Even nowadays, in 2023, you can get your hands on a haptic vest like the Woojer and FEEL the sound. Not just listen to it, but actually feel it flowing through your body.
For a more in-depth review of the Woojer Vest, check out:
These almost Ready Player One-like suits allow you to immerse yourself into the world of sound and feel every punch of bass, whether you’re listening to your favourite tune, playing a game, or watching a movie.
And while it’s true that this is the latest and greatest in music/sound experiencing tech, we’re still far away from actually feeling the music.
Our guess is we’re still a decade or so away from completely revolutionizing the way we listen to music. What we feel like it will happen is we’ll end up with chips or some other form of tech that will allow us to hear and feel the music without the sound ever being produced. In other words – we’ll feel and hear it from within.
Imagine putting on a VR headset and attending a concert from your bedroom.

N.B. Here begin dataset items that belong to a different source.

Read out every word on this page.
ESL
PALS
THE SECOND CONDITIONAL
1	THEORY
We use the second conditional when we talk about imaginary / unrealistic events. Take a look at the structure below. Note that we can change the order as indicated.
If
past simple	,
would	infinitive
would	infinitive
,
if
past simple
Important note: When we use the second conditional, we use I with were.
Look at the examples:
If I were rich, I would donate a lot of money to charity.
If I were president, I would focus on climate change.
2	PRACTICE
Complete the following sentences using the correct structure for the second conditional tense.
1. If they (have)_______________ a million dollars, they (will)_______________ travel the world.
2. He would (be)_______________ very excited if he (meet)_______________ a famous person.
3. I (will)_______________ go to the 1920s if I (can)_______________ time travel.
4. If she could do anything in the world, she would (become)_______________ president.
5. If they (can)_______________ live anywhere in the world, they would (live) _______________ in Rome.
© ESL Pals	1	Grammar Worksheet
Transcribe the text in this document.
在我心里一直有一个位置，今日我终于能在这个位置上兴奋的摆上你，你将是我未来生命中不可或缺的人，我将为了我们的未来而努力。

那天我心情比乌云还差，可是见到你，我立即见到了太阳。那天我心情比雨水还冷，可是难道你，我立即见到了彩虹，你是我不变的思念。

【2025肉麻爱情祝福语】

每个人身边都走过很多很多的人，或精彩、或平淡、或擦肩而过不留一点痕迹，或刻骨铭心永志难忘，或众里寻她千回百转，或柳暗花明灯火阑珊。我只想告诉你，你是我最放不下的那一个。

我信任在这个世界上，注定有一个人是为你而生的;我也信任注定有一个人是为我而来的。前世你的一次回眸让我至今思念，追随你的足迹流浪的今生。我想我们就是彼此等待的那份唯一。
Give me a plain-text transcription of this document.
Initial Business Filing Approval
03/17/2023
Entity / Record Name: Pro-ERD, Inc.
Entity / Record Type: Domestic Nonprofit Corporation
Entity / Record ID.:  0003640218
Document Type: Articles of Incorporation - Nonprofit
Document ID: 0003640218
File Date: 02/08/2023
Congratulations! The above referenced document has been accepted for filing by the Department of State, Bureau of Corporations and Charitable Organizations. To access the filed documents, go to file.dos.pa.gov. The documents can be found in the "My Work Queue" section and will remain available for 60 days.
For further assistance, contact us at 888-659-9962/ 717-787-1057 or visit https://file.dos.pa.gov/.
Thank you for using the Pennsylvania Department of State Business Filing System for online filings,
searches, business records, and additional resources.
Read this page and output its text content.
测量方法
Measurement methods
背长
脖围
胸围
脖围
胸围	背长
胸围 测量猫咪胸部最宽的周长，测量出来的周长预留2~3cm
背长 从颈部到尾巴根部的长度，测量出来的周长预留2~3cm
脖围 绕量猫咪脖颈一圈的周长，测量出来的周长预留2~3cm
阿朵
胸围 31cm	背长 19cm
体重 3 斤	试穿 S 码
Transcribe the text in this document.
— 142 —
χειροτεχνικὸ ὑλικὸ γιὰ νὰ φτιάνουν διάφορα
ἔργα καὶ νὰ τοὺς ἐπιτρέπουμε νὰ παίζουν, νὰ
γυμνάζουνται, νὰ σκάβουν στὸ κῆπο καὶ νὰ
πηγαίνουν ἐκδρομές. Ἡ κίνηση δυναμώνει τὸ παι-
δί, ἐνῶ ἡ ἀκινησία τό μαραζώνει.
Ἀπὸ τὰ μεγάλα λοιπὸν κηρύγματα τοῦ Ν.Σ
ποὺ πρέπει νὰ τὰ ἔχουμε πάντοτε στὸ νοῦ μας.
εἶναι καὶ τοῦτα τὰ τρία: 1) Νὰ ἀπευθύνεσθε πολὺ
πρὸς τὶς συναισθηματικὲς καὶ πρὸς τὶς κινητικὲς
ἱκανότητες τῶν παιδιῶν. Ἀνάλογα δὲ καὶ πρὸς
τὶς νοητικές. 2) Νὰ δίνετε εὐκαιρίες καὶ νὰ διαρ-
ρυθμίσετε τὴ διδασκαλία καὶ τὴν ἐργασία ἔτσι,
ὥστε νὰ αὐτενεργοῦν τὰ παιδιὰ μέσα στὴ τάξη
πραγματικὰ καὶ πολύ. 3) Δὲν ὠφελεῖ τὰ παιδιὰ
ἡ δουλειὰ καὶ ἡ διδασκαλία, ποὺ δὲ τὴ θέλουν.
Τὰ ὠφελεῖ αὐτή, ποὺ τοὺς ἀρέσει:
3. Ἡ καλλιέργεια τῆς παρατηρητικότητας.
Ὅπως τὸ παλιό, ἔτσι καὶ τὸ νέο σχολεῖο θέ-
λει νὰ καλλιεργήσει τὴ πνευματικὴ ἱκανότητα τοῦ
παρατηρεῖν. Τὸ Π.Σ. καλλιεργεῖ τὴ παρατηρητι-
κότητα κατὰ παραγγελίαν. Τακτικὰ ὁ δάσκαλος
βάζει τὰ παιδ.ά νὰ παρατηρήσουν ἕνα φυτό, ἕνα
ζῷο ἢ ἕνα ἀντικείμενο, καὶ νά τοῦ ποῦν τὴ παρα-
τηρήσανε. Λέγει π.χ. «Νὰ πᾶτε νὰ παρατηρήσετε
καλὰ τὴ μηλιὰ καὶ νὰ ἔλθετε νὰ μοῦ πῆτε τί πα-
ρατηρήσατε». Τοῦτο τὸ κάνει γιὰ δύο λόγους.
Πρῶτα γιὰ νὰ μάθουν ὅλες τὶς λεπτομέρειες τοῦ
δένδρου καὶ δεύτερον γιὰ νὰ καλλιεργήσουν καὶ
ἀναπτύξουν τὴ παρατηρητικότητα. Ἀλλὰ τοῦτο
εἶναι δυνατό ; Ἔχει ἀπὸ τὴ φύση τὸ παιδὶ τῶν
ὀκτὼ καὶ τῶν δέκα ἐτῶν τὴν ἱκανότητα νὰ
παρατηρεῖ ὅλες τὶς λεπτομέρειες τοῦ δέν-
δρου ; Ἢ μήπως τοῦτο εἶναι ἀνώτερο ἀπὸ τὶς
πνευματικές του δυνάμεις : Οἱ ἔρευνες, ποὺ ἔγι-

But, not only that, instead of listening to music through headphones – the music’s directly streamed into your brain. Fascinating, isn’t it?
While it’s true that this is both scary and exciting at the same time, there’s no doubt in our minds that something along these lines will happen sooner rather than later. Elon Musk is already working on a similar product, and if you take a look at his track record – he rarely fails in the long run.
At this point, we can just kick back, relax, put on our favourite pair of headphones and play some tunes – with or without the vest. But, how long will that last – we can’t know.